The peacefulness and beauty of my nights by these lakes led me to continue seeking out similar campgrounds as I continued my travels – and parking my RV as close to water as I could get .

If you like Winslow Homer’s painting of the “Fox Hunt,” you should most certainly check out today’s Bean’s Pat.

Often I would find myself falling to sleep listening to the soft murmur of water sloshing up against one bank or another. It seemed fitting that one of the many books I read on my journey was “River Horse” by William Least Heat Moon, whose “Blue Highways” was one of my traveling role models.

In this later book, Moon, made his journey across America from the Atlantic Ocean at the New York Harbor to the Pacific Ocean near Astoria, Oregon, in a boat called Nikawa, or river horse in the Osage language.

Travels With Maggie: 27,682 words.
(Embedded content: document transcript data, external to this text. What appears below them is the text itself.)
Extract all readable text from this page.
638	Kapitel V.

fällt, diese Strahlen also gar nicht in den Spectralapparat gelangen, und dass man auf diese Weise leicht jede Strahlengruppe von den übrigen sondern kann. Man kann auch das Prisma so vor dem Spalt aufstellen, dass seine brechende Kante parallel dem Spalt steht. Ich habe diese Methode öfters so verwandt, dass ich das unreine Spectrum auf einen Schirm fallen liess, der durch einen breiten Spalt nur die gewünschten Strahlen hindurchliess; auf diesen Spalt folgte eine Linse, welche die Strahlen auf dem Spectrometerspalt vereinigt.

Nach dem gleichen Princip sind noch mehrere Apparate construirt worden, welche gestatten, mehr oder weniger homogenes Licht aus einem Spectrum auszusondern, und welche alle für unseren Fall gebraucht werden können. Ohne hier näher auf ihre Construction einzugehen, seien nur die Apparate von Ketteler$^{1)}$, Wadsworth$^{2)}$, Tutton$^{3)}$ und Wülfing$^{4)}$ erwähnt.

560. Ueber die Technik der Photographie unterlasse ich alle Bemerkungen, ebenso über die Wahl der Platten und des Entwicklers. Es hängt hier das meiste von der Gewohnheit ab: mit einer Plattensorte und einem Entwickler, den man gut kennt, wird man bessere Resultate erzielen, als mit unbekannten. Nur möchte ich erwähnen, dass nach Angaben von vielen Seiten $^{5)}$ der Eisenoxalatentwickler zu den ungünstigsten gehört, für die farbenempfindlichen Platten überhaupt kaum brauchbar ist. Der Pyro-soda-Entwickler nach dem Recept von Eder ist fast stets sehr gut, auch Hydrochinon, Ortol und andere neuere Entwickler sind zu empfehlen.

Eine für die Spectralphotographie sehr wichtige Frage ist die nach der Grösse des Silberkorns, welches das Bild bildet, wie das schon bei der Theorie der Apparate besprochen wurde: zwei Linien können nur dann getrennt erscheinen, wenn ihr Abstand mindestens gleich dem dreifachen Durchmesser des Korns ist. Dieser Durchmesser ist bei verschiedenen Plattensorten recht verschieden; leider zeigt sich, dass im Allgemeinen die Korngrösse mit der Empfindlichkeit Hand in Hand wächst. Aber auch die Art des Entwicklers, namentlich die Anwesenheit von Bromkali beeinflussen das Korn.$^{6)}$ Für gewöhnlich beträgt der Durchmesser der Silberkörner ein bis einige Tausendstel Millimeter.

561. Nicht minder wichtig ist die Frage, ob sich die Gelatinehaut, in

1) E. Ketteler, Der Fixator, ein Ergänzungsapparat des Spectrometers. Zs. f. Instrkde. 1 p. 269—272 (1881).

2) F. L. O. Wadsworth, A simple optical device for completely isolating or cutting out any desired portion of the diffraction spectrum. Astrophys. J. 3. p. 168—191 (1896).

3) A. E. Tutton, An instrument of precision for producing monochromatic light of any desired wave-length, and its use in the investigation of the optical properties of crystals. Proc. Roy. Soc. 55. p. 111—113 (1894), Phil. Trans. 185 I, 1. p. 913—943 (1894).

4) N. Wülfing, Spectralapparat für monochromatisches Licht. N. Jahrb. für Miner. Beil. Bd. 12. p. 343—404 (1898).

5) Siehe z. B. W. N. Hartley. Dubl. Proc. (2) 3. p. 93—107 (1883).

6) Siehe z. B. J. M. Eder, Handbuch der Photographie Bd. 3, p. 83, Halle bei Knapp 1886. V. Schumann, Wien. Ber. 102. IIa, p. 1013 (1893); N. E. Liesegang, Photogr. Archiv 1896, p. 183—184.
The original draft was about 60,000 words, so I’m nearing the halfway point, although I’m thinking it might be closer to 70,000 words when I finish, despite the many cuts I’m making. The task of adding my voice to this travelogue is, I think, requiring more than eliminating the redundancies and any boring parks. I might have been farther along at this point except computer woes, which still have not been totally resolved, ate up the better part of two days.